Detail of stitching and inlaid bone and shell fragments from Amy's new piece, "The Acquisition of Language." Ted Kincaid/University of Alaska Anchorage.

It wasn't too long ago that Amy, who was working as a children's book illustrator, thought having kids meant diminishing her career as an artist forever. She'd been blindsided by how difficult it was to navigate tight deadlines with an infant.

"I came to parenting later. I was 34 and I'd done a lot of things," she said. Before she became a children's book illustrator, she'd spent more than a decade in the garment industry making custom wedding gowns. She earned two undergraduate degree in both textiles and fine arts as well as a master's degree in creative writing from UAA's Master of Fine Arts program.

"I was smart and I was going to be able to do this, too!" she said, laughing as she recalled her resolve. "I thought I'd just put my baby on my back and keep painting. It just wasn't like that. That was a real eye-opener."

She went from producing multiple books per year down to one or two for a while. And then, slowly, she found her way back to the traditional arts she'd learned as a child: crocheting, knitting, sewing.

Just over a year ago, she realized that the new work she'd been doing with old handmade things and fabrics from Sweden had started to become memoir.

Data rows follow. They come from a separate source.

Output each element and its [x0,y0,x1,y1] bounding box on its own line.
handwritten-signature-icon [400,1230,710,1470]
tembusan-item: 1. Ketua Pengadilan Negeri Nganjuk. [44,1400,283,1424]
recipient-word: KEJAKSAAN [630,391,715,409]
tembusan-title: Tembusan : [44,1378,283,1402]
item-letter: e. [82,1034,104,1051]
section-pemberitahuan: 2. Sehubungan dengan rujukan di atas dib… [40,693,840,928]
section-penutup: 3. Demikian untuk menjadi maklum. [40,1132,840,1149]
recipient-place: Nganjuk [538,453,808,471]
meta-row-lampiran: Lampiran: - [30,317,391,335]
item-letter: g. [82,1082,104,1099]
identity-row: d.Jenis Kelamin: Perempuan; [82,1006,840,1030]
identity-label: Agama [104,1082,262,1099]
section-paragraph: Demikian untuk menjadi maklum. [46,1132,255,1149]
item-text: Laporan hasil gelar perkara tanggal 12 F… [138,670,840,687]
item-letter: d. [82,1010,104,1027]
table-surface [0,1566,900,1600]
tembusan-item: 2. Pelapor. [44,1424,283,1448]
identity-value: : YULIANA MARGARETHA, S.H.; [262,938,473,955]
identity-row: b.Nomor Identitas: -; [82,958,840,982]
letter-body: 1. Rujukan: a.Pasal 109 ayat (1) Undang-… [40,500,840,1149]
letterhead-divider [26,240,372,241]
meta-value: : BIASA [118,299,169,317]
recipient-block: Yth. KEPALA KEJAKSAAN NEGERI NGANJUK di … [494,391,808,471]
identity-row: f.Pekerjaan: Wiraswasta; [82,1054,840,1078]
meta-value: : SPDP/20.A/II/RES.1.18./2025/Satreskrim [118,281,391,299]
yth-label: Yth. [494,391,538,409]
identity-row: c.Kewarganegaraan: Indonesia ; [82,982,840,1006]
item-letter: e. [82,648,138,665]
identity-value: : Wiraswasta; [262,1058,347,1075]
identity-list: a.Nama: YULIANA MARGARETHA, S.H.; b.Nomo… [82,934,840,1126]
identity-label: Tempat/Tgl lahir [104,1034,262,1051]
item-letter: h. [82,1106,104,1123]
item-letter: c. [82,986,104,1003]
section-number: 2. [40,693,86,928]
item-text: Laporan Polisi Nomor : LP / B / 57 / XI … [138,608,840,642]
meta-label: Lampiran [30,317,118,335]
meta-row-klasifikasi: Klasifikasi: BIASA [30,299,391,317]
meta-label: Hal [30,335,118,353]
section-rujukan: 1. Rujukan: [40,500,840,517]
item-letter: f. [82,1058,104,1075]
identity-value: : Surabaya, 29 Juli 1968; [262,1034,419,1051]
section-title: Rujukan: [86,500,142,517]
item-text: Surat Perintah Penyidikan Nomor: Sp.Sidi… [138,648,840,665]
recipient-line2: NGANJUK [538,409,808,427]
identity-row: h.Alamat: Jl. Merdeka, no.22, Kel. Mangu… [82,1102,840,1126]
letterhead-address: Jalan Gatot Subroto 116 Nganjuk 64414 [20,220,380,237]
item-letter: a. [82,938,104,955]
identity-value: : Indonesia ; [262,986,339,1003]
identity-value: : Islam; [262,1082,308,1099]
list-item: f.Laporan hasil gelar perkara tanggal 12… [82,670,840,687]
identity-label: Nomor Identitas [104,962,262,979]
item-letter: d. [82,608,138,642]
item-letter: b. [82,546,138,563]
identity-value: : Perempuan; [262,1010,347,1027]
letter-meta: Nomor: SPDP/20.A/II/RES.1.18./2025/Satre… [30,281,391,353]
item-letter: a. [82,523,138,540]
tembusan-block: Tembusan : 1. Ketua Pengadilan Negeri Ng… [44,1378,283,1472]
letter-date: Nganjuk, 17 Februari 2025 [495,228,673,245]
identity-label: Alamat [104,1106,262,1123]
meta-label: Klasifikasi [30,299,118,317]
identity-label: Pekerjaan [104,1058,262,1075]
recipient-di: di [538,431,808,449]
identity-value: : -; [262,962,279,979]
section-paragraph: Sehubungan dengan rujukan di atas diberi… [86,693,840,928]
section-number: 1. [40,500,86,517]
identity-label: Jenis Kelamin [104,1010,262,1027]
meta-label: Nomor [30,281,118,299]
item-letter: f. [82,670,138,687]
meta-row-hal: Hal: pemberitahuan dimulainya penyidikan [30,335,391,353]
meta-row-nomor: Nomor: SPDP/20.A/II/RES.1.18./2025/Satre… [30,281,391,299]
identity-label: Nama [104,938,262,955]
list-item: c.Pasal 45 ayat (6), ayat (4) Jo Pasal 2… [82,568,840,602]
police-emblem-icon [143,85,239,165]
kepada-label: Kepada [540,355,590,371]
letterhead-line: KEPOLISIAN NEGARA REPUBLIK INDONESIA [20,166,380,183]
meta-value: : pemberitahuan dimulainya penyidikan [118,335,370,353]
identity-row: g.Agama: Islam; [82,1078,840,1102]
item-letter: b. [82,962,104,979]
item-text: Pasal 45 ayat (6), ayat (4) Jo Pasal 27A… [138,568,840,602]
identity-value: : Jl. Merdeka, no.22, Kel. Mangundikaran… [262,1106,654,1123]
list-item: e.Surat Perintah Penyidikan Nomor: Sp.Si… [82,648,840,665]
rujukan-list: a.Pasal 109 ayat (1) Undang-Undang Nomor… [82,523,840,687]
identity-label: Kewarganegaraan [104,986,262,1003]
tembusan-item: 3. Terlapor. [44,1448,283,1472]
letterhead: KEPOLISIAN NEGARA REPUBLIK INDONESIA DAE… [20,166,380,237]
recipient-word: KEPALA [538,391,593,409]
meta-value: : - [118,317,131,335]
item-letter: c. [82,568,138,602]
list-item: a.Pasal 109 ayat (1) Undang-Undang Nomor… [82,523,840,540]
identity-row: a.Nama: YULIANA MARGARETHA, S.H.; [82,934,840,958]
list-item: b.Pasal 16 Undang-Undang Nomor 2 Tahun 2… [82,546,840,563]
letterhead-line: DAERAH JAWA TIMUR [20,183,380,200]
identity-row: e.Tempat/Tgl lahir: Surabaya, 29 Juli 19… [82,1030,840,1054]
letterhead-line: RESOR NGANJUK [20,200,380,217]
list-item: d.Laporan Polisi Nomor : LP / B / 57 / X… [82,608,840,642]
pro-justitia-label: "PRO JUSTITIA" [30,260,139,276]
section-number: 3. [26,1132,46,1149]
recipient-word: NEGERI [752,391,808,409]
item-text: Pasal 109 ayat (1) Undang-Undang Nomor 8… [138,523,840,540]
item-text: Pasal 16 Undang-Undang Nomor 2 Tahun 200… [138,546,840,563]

"The themes that I was working with-domesticity and motherhood and fear-these fearful things couched in this warm, soft thing. A quilt is something you think of as being safe. And I realized that I can't do my work without my children."

Sometimes you can't fit the mind

Amy Meissner

Amy shared the stories behind some of her new textile work in her studio. Ted Kincaid/University of Alaska Anchorage.

The last time Amy devoted her creativity to textiles, it was against the advice of two grandmothers. When she was 17, she began designing clothes, a skill that propelled her into the garment industry for the next decade.

"You need to make sure Amy doesn't sew clothes for other women," her grandmothers had warned her mother. "It won't be good for her." Just the sort of dire warning a teenager needs to solidify her plans to do exactly that.

"It is hard to sew for other people, especially a wedding gown," she admitted. "There is such an emotional element to a wedding." Her last boss and mentor, Manuel, had said, "You have to fit the body, but you also have to fit the mind."

And sometimes, she discovered, you can't fit the mind.

"I believe strongly that for creative people, really anyone, there's this need to be reinventing yourself," she said. "You need to reinvent your art and you need to rethink what you're doing and why you're doing it or you become stagnant."

Don't worry about the couch

Amy Meissner

A nook in Amy's studio. Ted Kincaid/University of Alaska Anchorage.

Evolving from custom gown maker to illustrator taught her to recognize the signs of an approaching metamorphosis, which is what gave her the impetus to jump into a new form of textile art.

With the support of the Rasmuson Foundation Individual Artist Fellowship, she gets to devote 12 months to experimentation with textiles. She laughed as she summed up what that means for her as an artist. "I don't have to worry about whether or not what I make will match someone's couch."

"At the end of the year, I'd like to have a cohesive body of work and do a solo show. I feel like already the momentum...there is not enough time!" she said, smiling and animated. "How can I cram it all in?"